The Watermelon shook his head as he slowly pulled a greenback from the bunch he held. "I want you two to go to that lake, get my clothes out of the log and give 'em to the poor devil."

"Don't be a fool," advised James. "He's all right. Nothing will happen to him."

"I know, but I keep thinking of him. He can afford to lose what he is going to lose, but all the same, he's cold and tired."

"Aw, don't go and do that," pleaded Mike. "He'll have youse arrested--"

"I ain't going to be around here; besides, no one would think of looking for me with the swell bunch I'm going with."

"Maybe not," admitted James gravely, "but there's always the danger that some cop will have brains. And he's bound to get away to-night, all right, and have the bulls on you the minute he does. You had better take all the time you can to get away and don't try to shorten it none."

The Watermelon slowly unwound another bill and nodded. "I know, but I'm sorry for him. A few hours won't make much difference. He hasn't the slightest idea who swiped his clothes. He'll think some tramp did and that the feller is getting out of the country by cross-cuts and as fast as he can. Don't you see? No one will look for me with the general and Bartlett. I'm going to have a week of fun--"

"Maybe," said James gloomily. "Hardly, if you give that bloke his clothes before you need to."

The Watermelon waved the statement aside. "We are going to leave about five," said he. "They are waiting for me, now. It will take you a bit of a walk to find the place. I put the clothes in an empty log near a pile of rocks at the foot of three tall pines, standing together about ten yards from the lake. You can't help but find it. Give him the clothes and this check-book and fountain pen. I can't use them and you two won't get gay with them 'cause Mike's a coward, and James has too much sense."

"You're a damn fool," said James shortly.

"He's all right," argued Mike, meaning the man in the forest shades. "What can hurt him?"

"I know, but he's mighty uncomfortable. Can't sit down, maybe, and there may be flies and mosquitoes--"

"Naw," protested Mike. "He's just comfortable.

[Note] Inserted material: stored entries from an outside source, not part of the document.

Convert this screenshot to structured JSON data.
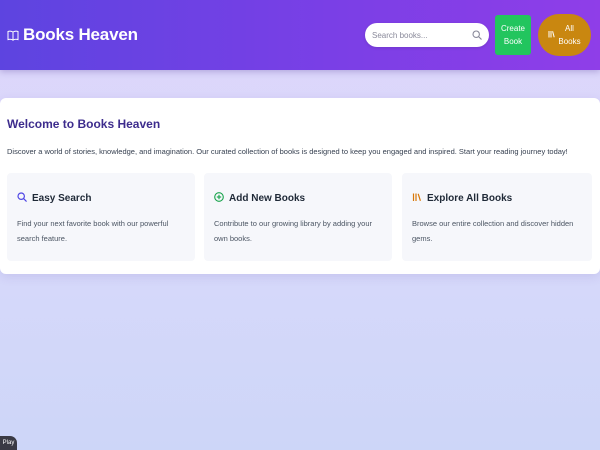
{
  "header": {
    "brand_icon": "book-open-icon",
    "brand_title": "Books Heaven",
    "search": {
      "placeholder": "Search books...",
      "value": "",
      "icon": "search-icon"
    },
    "create_button": {
      "line1": "Create",
      "line2": "Book",
      "color": "#22c55e"
    },
    "all_books_button": {
      "icon": "library-icon",
      "line1": "All",
      "line2": "Books",
      "color": "#c98710"
    }
  },
  "welcome": {
    "title": "Welcome to Books Heaven",
    "text": "Discover a world of stories, knowledge, and imagination. Our curated collection of books is designed to keep you engaged and inspired. Start your reading journey today!"
  },
  "features": [
    {
      "icon": "search-icon",
      "title": "Easy Search",
      "text": "Find your next favorite book with our powerful search feature."
    },
    {
      "icon": "plus-circle-icon",
      "title": "Add New Books",
      "text": "Contribute to our growing library by adding your own books."
    },
    {
      "icon": "library-icon",
      "title": "Explore All Books",
      "text": "Browse our entire collection and discover hidden gems."
    }
  ],
  "player": {
    "label": "Play"
  },
  "colors": {
    "header_start": "#5d44e0",
    "header_end": "#8f3ee8",
    "title": "#3d2c8d",
    "accent_green": "#22c55e",
    "accent_gold": "#c98710"
  }
}
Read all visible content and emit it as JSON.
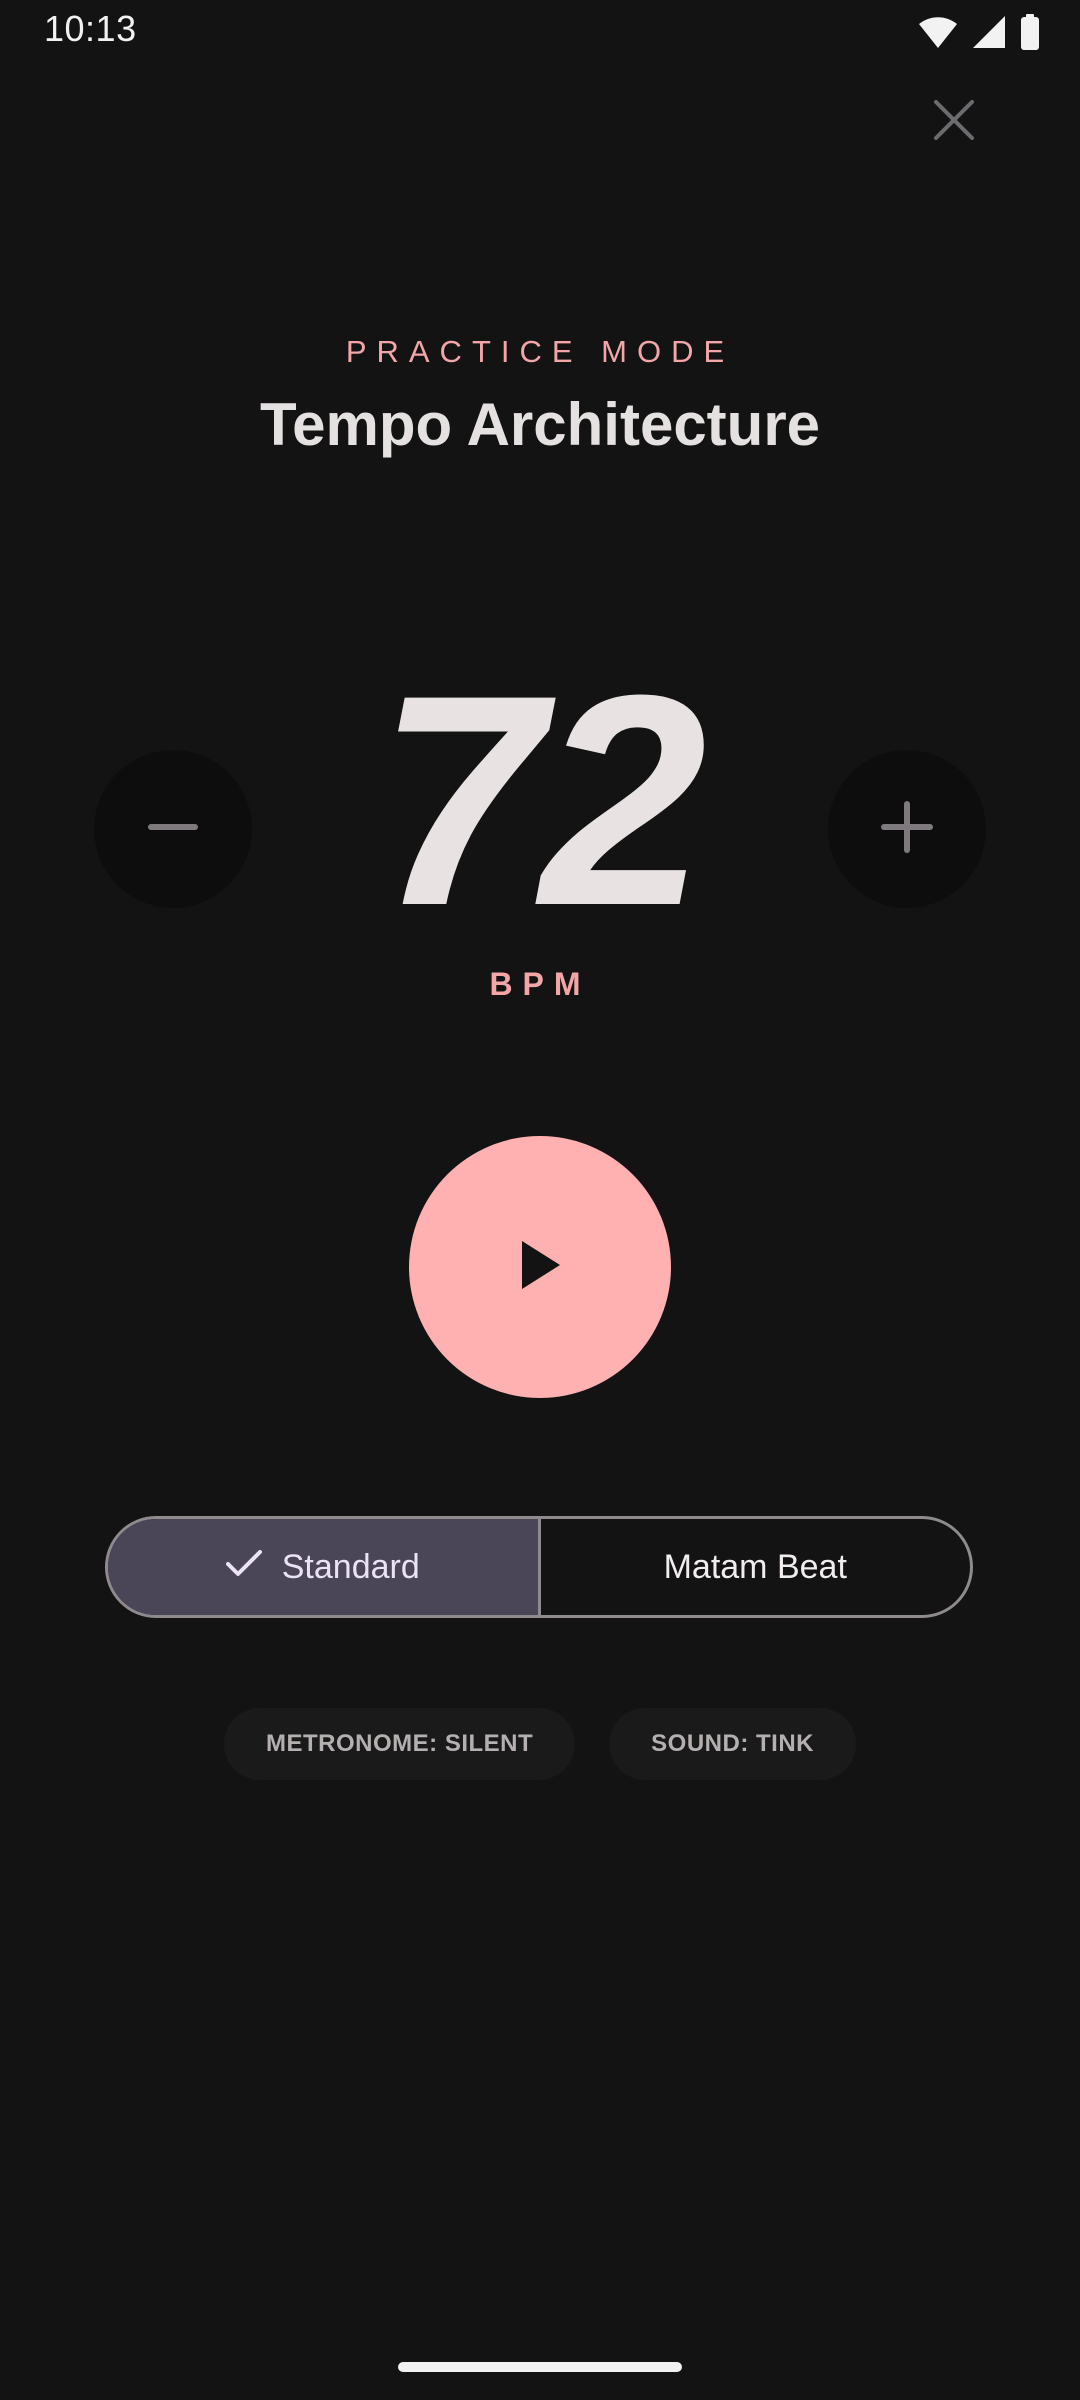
{
  "status_bar": {
    "time": "10:13",
    "icons": [
      "wifi-icon",
      "cellular-signal-icon",
      "battery-icon"
    ]
  },
  "header": {
    "close_icon": "close-icon",
    "eyebrow": "PRACTICE MODE",
    "title": "Tempo Architecture"
  },
  "tempo": {
    "value": "72",
    "unit_label": "BPM",
    "decrement_icon": "minus-icon",
    "increment_icon": "plus-icon"
  },
  "playback": {
    "play_icon": "play-icon"
  },
  "mode_selector": {
    "options": [
      {
        "label": "Standard",
        "selected": true
      },
      {
        "label": "Matam Beat",
        "selected": false
      }
    ]
  },
  "chips": [
    {
      "label": "METRONOME: SILENT"
    },
    {
      "label": "SOUND: TINK"
    }
  ],
  "colors": {
    "background": "#131313",
    "accent": "#ffb0b1",
    "accent_text": "#f2a6a8",
    "selected_segment": "#4a4557",
    "primary_text": "#e6e1e1"
  }
}
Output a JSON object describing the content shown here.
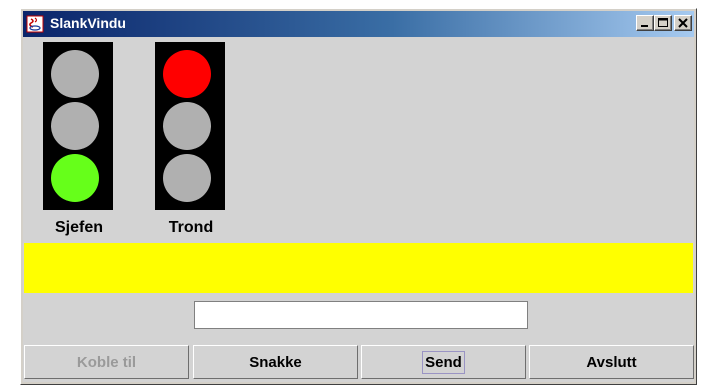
{
  "window": {
    "title": "SlankVindu",
    "controls": {
      "minimize_icon": "minimize-icon",
      "maximize_icon": "maximize-icon",
      "close_icon": "close-icon"
    }
  },
  "traffic_lights": [
    {
      "label": "Sjefen",
      "state": "green",
      "lamps": [
        "#b0b0b0",
        "#b0b0b0",
        "#66ff1a"
      ]
    },
    {
      "label": "Trond",
      "state": "red",
      "lamps": [
        "#ff0000",
        "#b0b0b0",
        "#b0b0b0"
      ]
    }
  ],
  "status_message": "",
  "message_input": {
    "value": "",
    "placeholder": ""
  },
  "buttons": {
    "connect": {
      "label": "Koble til",
      "enabled": false
    },
    "talk": {
      "label": "Snakke",
      "enabled": true
    },
    "send": {
      "label": "Send",
      "enabled": true,
      "focused": true
    },
    "quit": {
      "label": "Avslutt",
      "enabled": true
    }
  },
  "colors": {
    "status_bar": "#ffff00",
    "background": "#d3d3d3",
    "light_housing": "#000000"
  }
}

If it was the style, I would like to have gone naked to-day."

"He'll have the police after youse," warned James, "as soon as he can reach the village."

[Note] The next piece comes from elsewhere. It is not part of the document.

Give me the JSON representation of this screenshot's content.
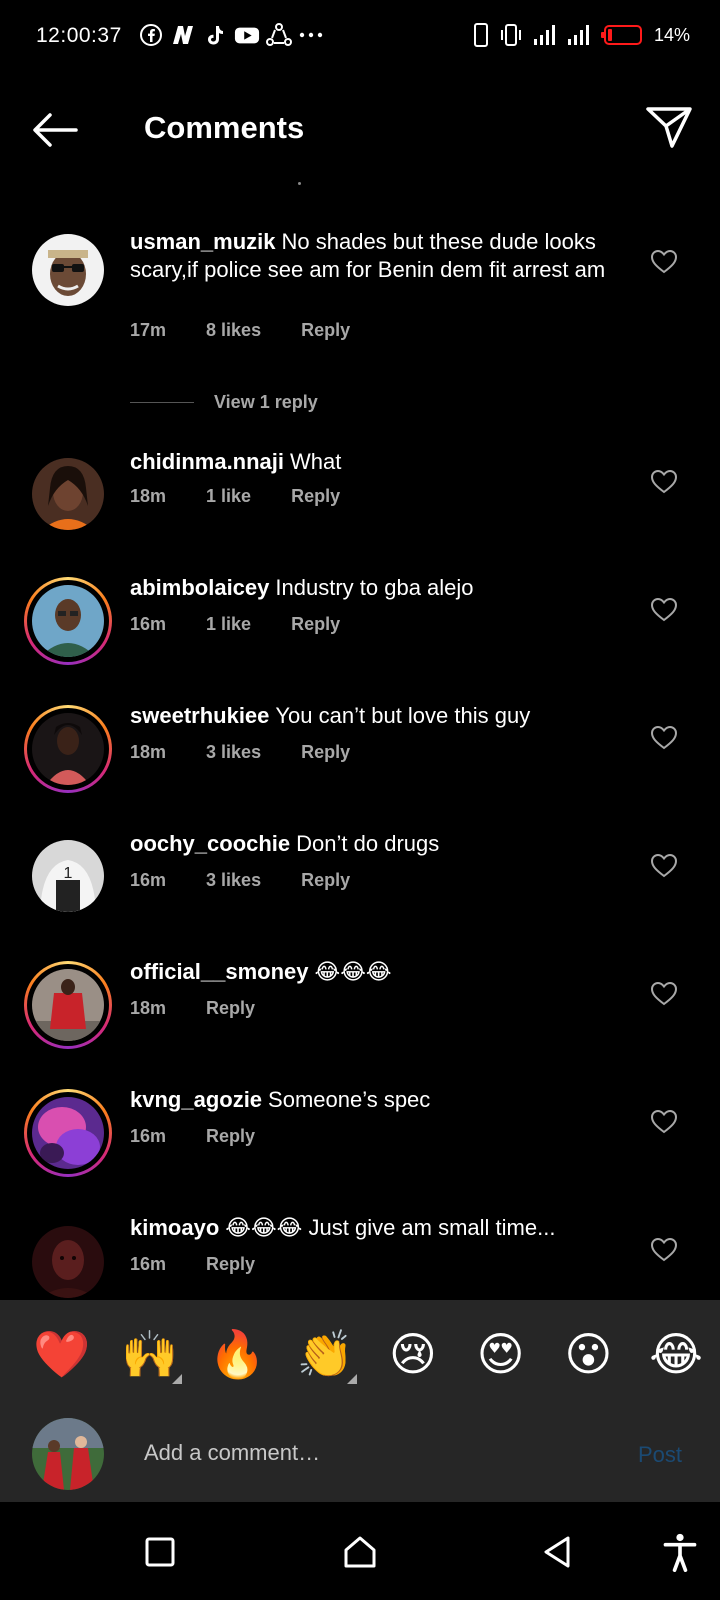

"Sure he will. Gratitude is a flower," said Mike grandiloquently, "that I have never picked."

"And never will," added James with grim pessimism.

"That's all right," returned the Watermelon. "I ain't gathering any flowers this trip. Here's a ten-spot for each of you, and mind you do what I say."

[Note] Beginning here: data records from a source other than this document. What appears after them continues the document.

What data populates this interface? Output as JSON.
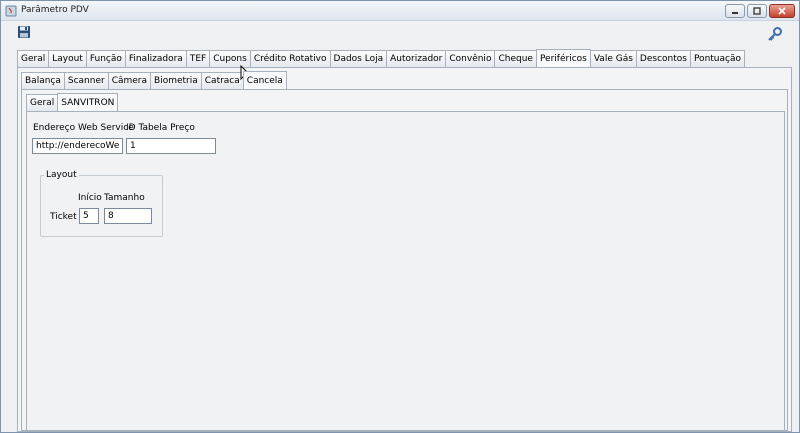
{
  "window": {
    "title": "Parâmetro PDV"
  },
  "toolbar": {
    "save_icon": "floppy-disk-icon",
    "settings_icon": "key-icon"
  },
  "tabs_main": [
    {
      "label": "Geral"
    },
    {
      "label": "Layout"
    },
    {
      "label": "Função"
    },
    {
      "label": "Finalizadora"
    },
    {
      "label": "TEF"
    },
    {
      "label": "Cupons"
    },
    {
      "label": "Crédito Rotativo"
    },
    {
      "label": "Dados Loja"
    },
    {
      "label": "Autorizador"
    },
    {
      "label": "Convênio"
    },
    {
      "label": "Cheque"
    },
    {
      "label": "Periféricos"
    },
    {
      "label": "Vale Gás"
    },
    {
      "label": "Descontos"
    },
    {
      "label": "Pontuação"
    }
  ],
  "tabs_main_active": "Periféricos",
  "tabs_peripherals": [
    {
      "label": "Balança"
    },
    {
      "label": "Scanner"
    },
    {
      "label": "Câmera"
    },
    {
      "label": "Biometria"
    },
    {
      "label": "Catraca"
    },
    {
      "label": "Cancela"
    }
  ],
  "tabs_peripherals_active": "Cancela",
  "tabs_cancela": [
    {
      "label": "Geral"
    },
    {
      "label": "SANVITRON"
    }
  ],
  "tabs_cancela_active": "SANVITRON",
  "form": {
    "webservice_label": "Endereço Web Service",
    "webservice_value": "http://enderecoWebS",
    "price_table_label": "ID Tabela Preço",
    "price_table_value": "1",
    "layout_group_title": "Layout",
    "start_label": "Início",
    "size_label": "Tamanho",
    "ticket_label": "Ticket",
    "ticket_start_value": "5",
    "ticket_size_value": "8"
  }
}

"For you," said Mike, "I'd give me heart's blood."

"Where do we find this pond?" asked James.

"Come with me and I'll take you to the road that leads by it. You give me time to get to the hotel, though, before you give him his clothes."

"Trust me," said Mike, lovingly concealing the greenback in the dark dirty recesses of his rags.

They parted in the road where the Watermelon had come upon the big red touring car. Mike and James watched him until he disappeared over the top of the hill, then climbed the wall and made their way through the woods to the little mountain lake.

"We won't get the clothes," said James, "until we have had a talk with the guy and tried to get him into a reasonable frame of mind. It's just likely that he may be somewhat put out."

There was no one in sight as they made their way cautiously to the edge of the lake. The trees grew nearly down to the narrow, pebbly beach and were reflected in the quiet depths of the water. The little brook, tumbling over its miniature waterfall, with a ripple and splash, was the only sound that broke the all-pervading silence. Nothing stirred in the underbrush, neither man nor beast, and James and Mike were about to slip away as quietly as they came when a stick snapped behind them sharply and Mike wheeled.